2 de abril de 2013

A mi prima, María Elena:



La tarde necesitaba atemperarse por el intenso calor y después de escribirte, se vino un aguacero vespertino que duró casi un par de horas. Desde antes comencé a escuchar los truenos desde lejos y por las ventanas ya comenzaba a filtrarse ese aire típico que trae una tormenta. Cambió mi ánimo. Salí a la puerta y miré al cielo; unas densas nubes negras iban cubriendo el techo celeste. Esbocé una gran sonrisa, mientras una ligera brisa fresca batía en mi rostro bañado a ratos por vivísimos resplandores.

Me preparé un café cubano, abrí la puerta trasera y me senté en el quicio para ver como la caída de la tarde se precipitaba tormentosa, como en nuestra tierra. Encendí un cigarrillo. Por fin sobrevino toda aquella agua contenida. Ver caer las gotas con fuerza, sentirlas golpear las hojas de los árboles y el pasto marchito, observar cómo se resisten; respirar ese inconfundible y penetrante perfume característico de la lluvia; ver el agua corriendo a raudales formando charcos..., ¡son recuerdos! Y nuevamente me sentí en casa. Otra vez escuché a mis abuelos. Y una vez más volví a los días de mi infancia en el terruño.

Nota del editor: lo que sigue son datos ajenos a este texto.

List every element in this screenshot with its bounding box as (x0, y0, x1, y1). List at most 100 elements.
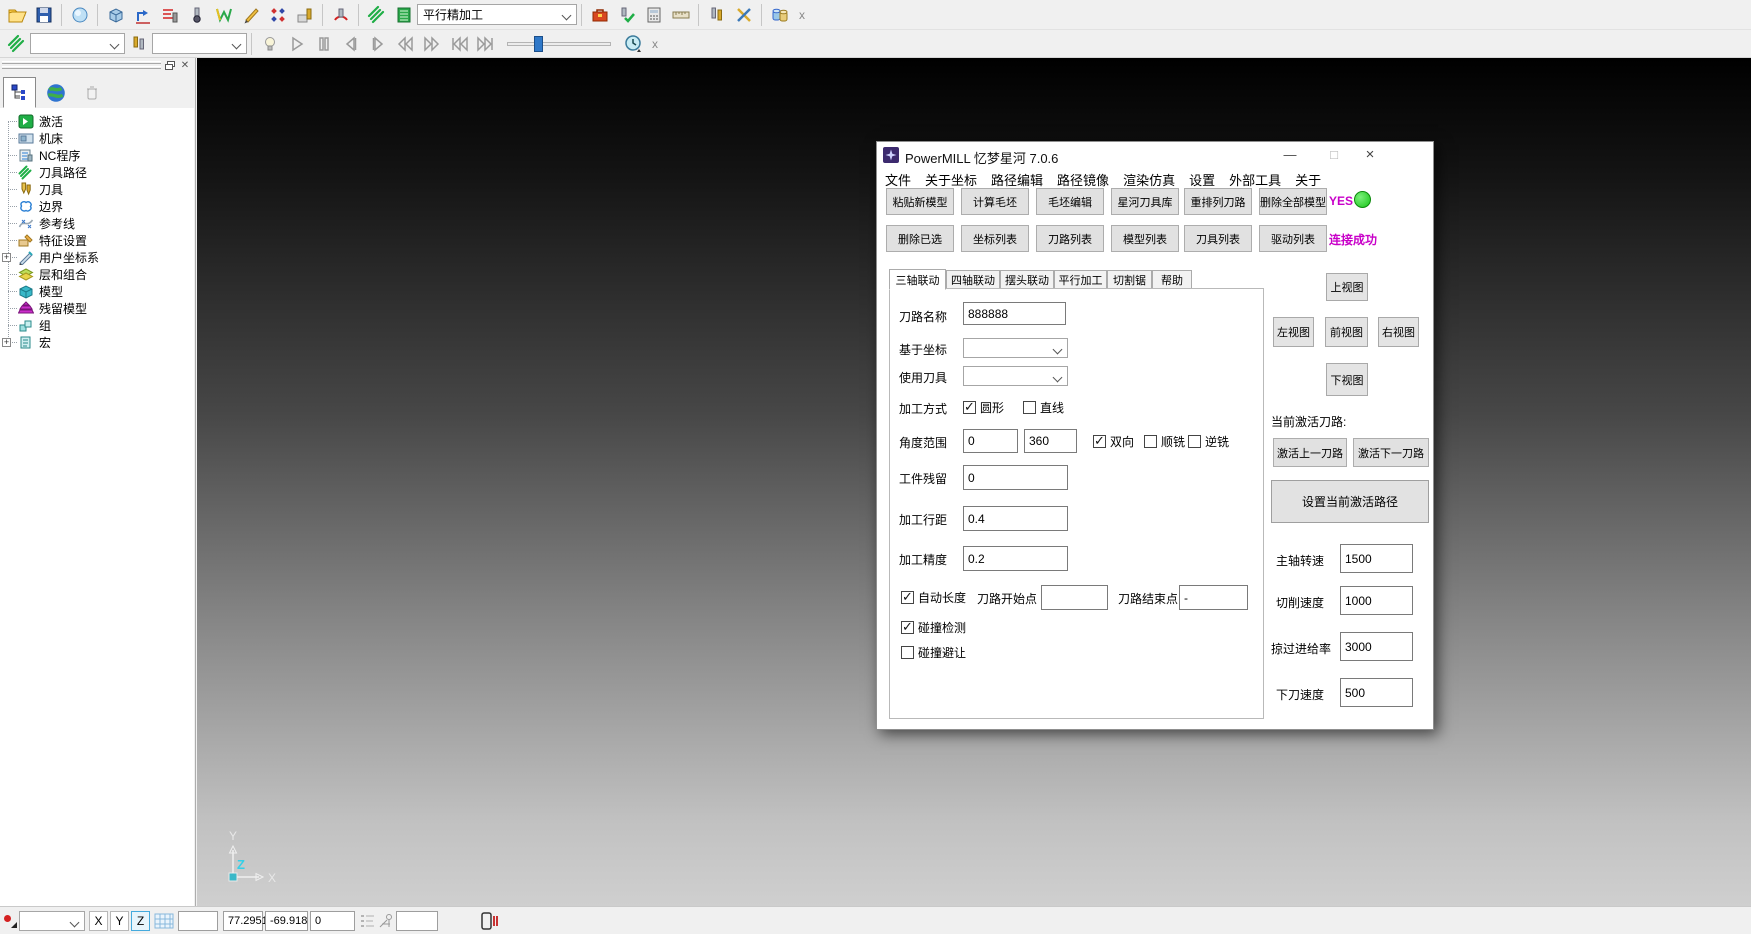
skip-end-icon[interactable] (472, 32, 499, 56)
paste-new-model-button[interactable]: 粘贴新模型 (886, 188, 954, 215)
checkbox-checked-icon[interactable] (963, 401, 976, 414)
collision-avoid-checkbox[interactable]: 碰撞避让 (901, 644, 966, 661)
cursor-x-field[interactable]: 77.2951 (223, 911, 263, 931)
view-top-button[interactable]: 上视图 (1326, 273, 1368, 301)
tree-item-tools[interactable]: 刀具 (18, 181, 194, 198)
tab-3axis[interactable]: 三轴联动 (889, 269, 946, 290)
points-icon[interactable] (264, 3, 291, 27)
toolbox-icon[interactable] (586, 3, 613, 27)
fast-forward-icon[interactable] (418, 32, 445, 56)
panel-drag-grip[interactable]: ✕ (0, 58, 195, 74)
statusbar-dropdown[interactable] (19, 911, 85, 931)
block-icon[interactable] (102, 3, 129, 27)
checkbox-unchecked-icon[interactable] (1188, 435, 1201, 448)
cross-tool-icon[interactable] (730, 3, 757, 27)
set-active-path-button[interactable]: 设置当前激活路径 (1271, 480, 1429, 523)
tab-explorer-tree[interactable] (3, 77, 36, 108)
start-point-input[interactable] (1041, 585, 1108, 610)
cylinders-icon[interactable] (766, 3, 793, 27)
menu-external-tools[interactable]: 外部工具 (1227, 169, 1283, 190)
tab-saw[interactable]: 切割锯 (1107, 270, 1152, 289)
tree-item-levels[interactable]: 层和组合 (18, 266, 194, 283)
tab-4axis[interactable]: 四轴联动 (946, 270, 1000, 289)
stock-allowance-input[interactable] (963, 465, 1068, 490)
model-list-button[interactable]: 模型列表 (1111, 225, 1179, 252)
feature-set-icon[interactable] (291, 3, 318, 27)
toolpath-arrow-icon[interactable] (129, 3, 156, 27)
cutting-speed-input[interactable] (1340, 586, 1413, 615)
view-front-button[interactable]: 前视图 (1325, 317, 1368, 347)
checkbox-checked-icon[interactable] (901, 621, 914, 634)
pattern-icon[interactable] (237, 3, 264, 27)
statusbar-info-field[interactable] (396, 911, 438, 931)
toolpath-dropdown[interactable] (30, 33, 125, 54)
record-indicator-icon[interactable] (2, 911, 17, 930)
bidirectional-checkbox[interactable]: 双向 (1093, 433, 1134, 450)
tree-item-groups[interactable]: 组 (18, 317, 194, 334)
toolbar-close-icon[interactable]: x (793, 8, 811, 22)
checkbox-unchecked-icon[interactable] (1144, 435, 1157, 448)
delete-all-models-button[interactable]: 删除全部模型 (1259, 188, 1327, 215)
rewind-icon[interactable] (391, 32, 418, 56)
skip-start-icon[interactable] (445, 32, 472, 56)
view-left-button[interactable]: 左视图 (1273, 317, 1314, 347)
clipboard-pause-icon[interactable] (478, 911, 500, 931)
climb-mill-checkbox[interactable]: 顺铣 (1144, 433, 1185, 450)
tab-explorer-web[interactable] (39, 77, 72, 108)
menu-about[interactable]: 关于 (1293, 169, 1323, 190)
tree-item-workplanes[interactable]: + 用户坐标系 (18, 249, 194, 266)
tolerance-input[interactable] (963, 546, 1068, 571)
skim-feed-input[interactable] (1340, 632, 1413, 661)
edit-stock-button[interactable]: 毛坯编辑 (1036, 188, 1104, 215)
angle-to-input[interactable] (1024, 429, 1077, 453)
cursor-z-field[interactable]: 0 (310, 911, 355, 931)
mode-line-checkbox[interactable]: 直线 (1023, 399, 1064, 416)
grid-snap-icon[interactable] (153, 911, 175, 931)
collision-check-checkbox[interactable]: 碰撞检测 (901, 619, 966, 636)
spindle-speed-input[interactable] (1340, 544, 1413, 573)
collision-tool-icon[interactable] (327, 3, 354, 27)
grid-size-field[interactable] (178, 911, 218, 931)
viewport-3d[interactable]: Y X Z PowerMILL 忆梦星河 7.0.6 — □ × 文件 关于坐标… (197, 58, 1751, 906)
rearrange-toolpaths-button[interactable]: 重排列刀路 (1184, 188, 1252, 215)
stepover-input[interactable] (963, 506, 1068, 531)
checkbox-unchecked-icon[interactable] (1023, 401, 1036, 414)
speed-slider-handle[interactable] (534, 36, 543, 52)
calculator-icon[interactable] (640, 3, 667, 27)
toolpath-name-input[interactable] (963, 302, 1066, 325)
axis-y-button[interactable]: Y (110, 911, 129, 931)
position-probe-icon[interactable] (377, 912, 395, 930)
tool-check-icon[interactable] (613, 3, 640, 27)
tree-item-patterns[interactable]: 参考线 (18, 215, 194, 232)
step-forward-icon[interactable] (364, 32, 391, 56)
delete-selected-button[interactable]: 删除已选 (886, 225, 954, 252)
open-file-icon[interactable] (3, 3, 30, 27)
shaded-view-icon[interactable] (66, 3, 93, 27)
view-bottom-button[interactable]: 下视图 (1326, 363, 1368, 396)
menu-coords[interactable]: 关于坐标 (923, 169, 979, 190)
toolpath-list-button[interactable]: 刀路列表 (1036, 225, 1104, 252)
tool-list-button[interactable]: 刀具列表 (1184, 225, 1252, 252)
tool-icon[interactable] (183, 3, 210, 27)
maximize-button[interactable]: □ (1323, 146, 1345, 164)
tree-item-toolpaths[interactable]: 刀具路径 (18, 164, 194, 181)
strategy-list-icon[interactable] (390, 3, 417, 27)
nc-program-icon[interactable] (156, 3, 183, 27)
tree-item-machine[interactable]: 机床 (18, 130, 194, 147)
tab-head-tilt[interactable]: 摆头联动 (1000, 270, 1054, 289)
tree-item-feature-sets[interactable]: 特征设置 (18, 232, 194, 249)
powermill-icon[interactable] (363, 3, 390, 27)
checkbox-checked-icon[interactable] (901, 591, 914, 604)
tool-library-button[interactable]: 星河刀具库 (1111, 188, 1179, 215)
save-icon[interactable] (30, 3, 57, 27)
panel-float-icon[interactable] (163, 59, 177, 72)
ruler-icon[interactable] (667, 3, 694, 27)
cursor-y-field[interactable]: -69.918 (265, 911, 308, 931)
checkbox-checked-icon[interactable] (1093, 435, 1106, 448)
coord-list-icon[interactable] (359, 912, 377, 930)
clock-icon[interactable] (619, 32, 646, 56)
tree-item-activate[interactable]: 激活 (18, 113, 194, 130)
menu-settings[interactable]: 设置 (1187, 169, 1217, 190)
lightbulb-icon[interactable] (256, 32, 283, 56)
speed-slider[interactable] (507, 42, 611, 46)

Mi gata se escurrió debajo de la cama por un estruendo de rayo. No está acostumbrada... “¡Y lo que te espera!” –pensé al unísono. Cuando lleguen los aguaceros torrenciales, con los truenos y relámpagos de mayo, sabrá lo que es bueno. Dicen que, en las noches, es un verdadero espectáculo de la naturaleza. Y mientras tanto, yo aquí, desde la décimo séptima provincia de Cuba que es Miami, escuchando a mi Sinsonte con su cante hermoso, acicalando sus plumas por el camino de los Flamboyanes.